Mom was not one who liked to speak of any of the above. I can think of numerous occasions where she would simply scoff and make a comment that made one aware that she couldn't remember the last time she had a good night's sleep. 

Mom simply didn't complain of ill health until she had reached a state where medical intervention was required. Other than her "funny head" we heard very little about aging from Mom. There was ONE time when she leaned in to tell me something I knew was going to be important. 

We must have been speaking of personal grooming, shaving legs and such. In a very hushed tone, she told me "Something you rarely hear, is that your hair stops growing at some point ...", which was translated to mean that eventually you don't have to shave your legs. 

I smiled to myself and recalled this very personal conversation with Mom when I reached the point of not needing to shave my legs. I kept up the habit for a while, then winter arrived and I let things slide.

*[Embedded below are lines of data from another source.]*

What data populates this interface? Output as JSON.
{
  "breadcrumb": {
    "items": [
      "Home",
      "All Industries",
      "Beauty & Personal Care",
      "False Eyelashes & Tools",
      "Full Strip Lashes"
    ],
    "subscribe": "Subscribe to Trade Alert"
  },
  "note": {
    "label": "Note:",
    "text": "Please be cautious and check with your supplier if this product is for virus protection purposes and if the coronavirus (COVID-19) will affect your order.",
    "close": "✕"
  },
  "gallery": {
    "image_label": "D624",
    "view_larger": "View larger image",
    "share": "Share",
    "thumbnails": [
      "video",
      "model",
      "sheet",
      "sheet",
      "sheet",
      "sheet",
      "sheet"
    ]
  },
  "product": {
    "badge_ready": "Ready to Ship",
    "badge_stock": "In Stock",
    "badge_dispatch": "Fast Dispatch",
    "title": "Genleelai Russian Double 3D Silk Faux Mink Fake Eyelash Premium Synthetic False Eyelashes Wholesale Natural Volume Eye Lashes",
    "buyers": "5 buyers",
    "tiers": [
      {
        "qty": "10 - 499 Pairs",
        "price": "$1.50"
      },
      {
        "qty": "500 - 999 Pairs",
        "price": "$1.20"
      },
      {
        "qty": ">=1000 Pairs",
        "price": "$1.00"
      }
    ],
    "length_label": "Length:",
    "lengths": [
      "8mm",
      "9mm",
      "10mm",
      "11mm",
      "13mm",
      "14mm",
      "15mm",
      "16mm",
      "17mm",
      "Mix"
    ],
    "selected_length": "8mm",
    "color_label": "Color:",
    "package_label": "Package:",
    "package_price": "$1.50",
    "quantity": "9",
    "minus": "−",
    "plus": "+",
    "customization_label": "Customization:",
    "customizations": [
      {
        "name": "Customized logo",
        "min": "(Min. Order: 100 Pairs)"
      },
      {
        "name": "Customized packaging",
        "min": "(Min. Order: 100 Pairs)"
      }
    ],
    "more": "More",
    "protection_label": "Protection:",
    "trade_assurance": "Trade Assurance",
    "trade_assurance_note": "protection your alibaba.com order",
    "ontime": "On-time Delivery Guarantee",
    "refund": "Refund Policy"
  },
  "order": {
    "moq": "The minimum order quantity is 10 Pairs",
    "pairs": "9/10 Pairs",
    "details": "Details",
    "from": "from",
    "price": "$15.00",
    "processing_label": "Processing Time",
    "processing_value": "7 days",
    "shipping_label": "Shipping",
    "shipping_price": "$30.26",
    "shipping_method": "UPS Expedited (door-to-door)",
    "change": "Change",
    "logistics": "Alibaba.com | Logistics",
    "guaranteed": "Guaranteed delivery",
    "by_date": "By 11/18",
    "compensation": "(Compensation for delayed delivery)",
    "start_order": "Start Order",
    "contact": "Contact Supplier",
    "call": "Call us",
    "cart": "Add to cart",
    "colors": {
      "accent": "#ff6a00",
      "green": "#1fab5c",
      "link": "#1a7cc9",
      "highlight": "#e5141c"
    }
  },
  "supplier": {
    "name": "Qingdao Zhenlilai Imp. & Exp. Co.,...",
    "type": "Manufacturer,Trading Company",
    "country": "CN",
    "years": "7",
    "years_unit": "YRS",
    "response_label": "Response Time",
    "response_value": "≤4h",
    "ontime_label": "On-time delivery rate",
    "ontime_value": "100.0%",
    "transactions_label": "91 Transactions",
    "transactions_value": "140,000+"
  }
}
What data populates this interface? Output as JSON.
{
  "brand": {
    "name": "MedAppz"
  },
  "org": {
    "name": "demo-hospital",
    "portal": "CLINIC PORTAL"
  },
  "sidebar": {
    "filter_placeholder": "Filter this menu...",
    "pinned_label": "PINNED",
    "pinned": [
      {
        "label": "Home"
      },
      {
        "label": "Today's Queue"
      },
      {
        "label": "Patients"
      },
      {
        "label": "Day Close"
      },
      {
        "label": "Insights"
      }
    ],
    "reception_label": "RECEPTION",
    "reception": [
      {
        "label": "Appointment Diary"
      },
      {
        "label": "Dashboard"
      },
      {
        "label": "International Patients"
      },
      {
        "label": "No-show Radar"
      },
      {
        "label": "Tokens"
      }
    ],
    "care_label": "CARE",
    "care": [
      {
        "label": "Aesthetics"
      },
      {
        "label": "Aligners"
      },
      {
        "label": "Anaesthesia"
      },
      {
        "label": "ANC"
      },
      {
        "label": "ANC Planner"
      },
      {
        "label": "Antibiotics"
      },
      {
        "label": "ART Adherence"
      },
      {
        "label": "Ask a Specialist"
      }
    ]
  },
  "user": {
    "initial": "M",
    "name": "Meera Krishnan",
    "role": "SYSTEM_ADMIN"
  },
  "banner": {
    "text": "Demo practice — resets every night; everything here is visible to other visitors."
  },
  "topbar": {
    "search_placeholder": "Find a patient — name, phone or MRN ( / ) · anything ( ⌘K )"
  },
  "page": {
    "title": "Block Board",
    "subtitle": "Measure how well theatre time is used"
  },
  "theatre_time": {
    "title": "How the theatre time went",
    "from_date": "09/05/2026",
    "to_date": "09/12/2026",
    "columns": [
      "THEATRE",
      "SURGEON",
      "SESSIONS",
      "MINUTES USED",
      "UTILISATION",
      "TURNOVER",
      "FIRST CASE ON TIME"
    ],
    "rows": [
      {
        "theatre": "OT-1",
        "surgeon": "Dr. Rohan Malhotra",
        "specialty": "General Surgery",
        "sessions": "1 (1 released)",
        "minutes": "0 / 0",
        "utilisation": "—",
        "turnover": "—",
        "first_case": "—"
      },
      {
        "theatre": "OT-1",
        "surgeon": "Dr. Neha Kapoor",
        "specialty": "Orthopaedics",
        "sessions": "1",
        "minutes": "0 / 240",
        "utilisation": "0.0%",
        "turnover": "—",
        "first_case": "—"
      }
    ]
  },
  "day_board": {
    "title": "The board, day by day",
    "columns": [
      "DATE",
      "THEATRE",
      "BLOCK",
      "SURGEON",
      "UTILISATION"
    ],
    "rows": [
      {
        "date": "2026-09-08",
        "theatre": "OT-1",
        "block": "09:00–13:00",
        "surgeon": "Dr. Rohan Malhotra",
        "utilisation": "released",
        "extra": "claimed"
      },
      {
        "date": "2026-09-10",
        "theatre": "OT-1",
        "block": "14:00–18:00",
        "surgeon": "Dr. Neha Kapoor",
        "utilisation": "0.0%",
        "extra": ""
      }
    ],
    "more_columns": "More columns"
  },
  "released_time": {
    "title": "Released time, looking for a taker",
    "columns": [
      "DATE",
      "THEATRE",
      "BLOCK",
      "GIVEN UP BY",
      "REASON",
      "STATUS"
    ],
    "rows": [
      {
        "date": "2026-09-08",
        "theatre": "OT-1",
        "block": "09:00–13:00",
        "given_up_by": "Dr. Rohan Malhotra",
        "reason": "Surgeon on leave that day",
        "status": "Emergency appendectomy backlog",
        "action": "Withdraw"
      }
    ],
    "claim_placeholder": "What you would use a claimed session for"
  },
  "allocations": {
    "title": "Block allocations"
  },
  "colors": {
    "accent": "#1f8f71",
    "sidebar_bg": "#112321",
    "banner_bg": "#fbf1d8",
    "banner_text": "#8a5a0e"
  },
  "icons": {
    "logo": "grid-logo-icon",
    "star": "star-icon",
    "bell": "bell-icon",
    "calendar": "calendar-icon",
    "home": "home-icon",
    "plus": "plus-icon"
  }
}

Spring has sprung and I happened to think of my winter white legs and the eventuality of having them see the light of day. Upon close examination, I found one long black hair on one leg. I thought I would have to shave after all. But I kept forgetting. Then I thought to examine my need for hair removal again and noticed one long black hair on my other leg and a short hair on the leg that sprouted the first long hair. 

I laughed to myself when I realized a razor wasn't required to shave three hairs. I pulled out the tweezers and one, two, three! I was done.

Mom never told me about this. I have reached the age where the stray hairs that grow on my chin have exceeded the hairs on my legs.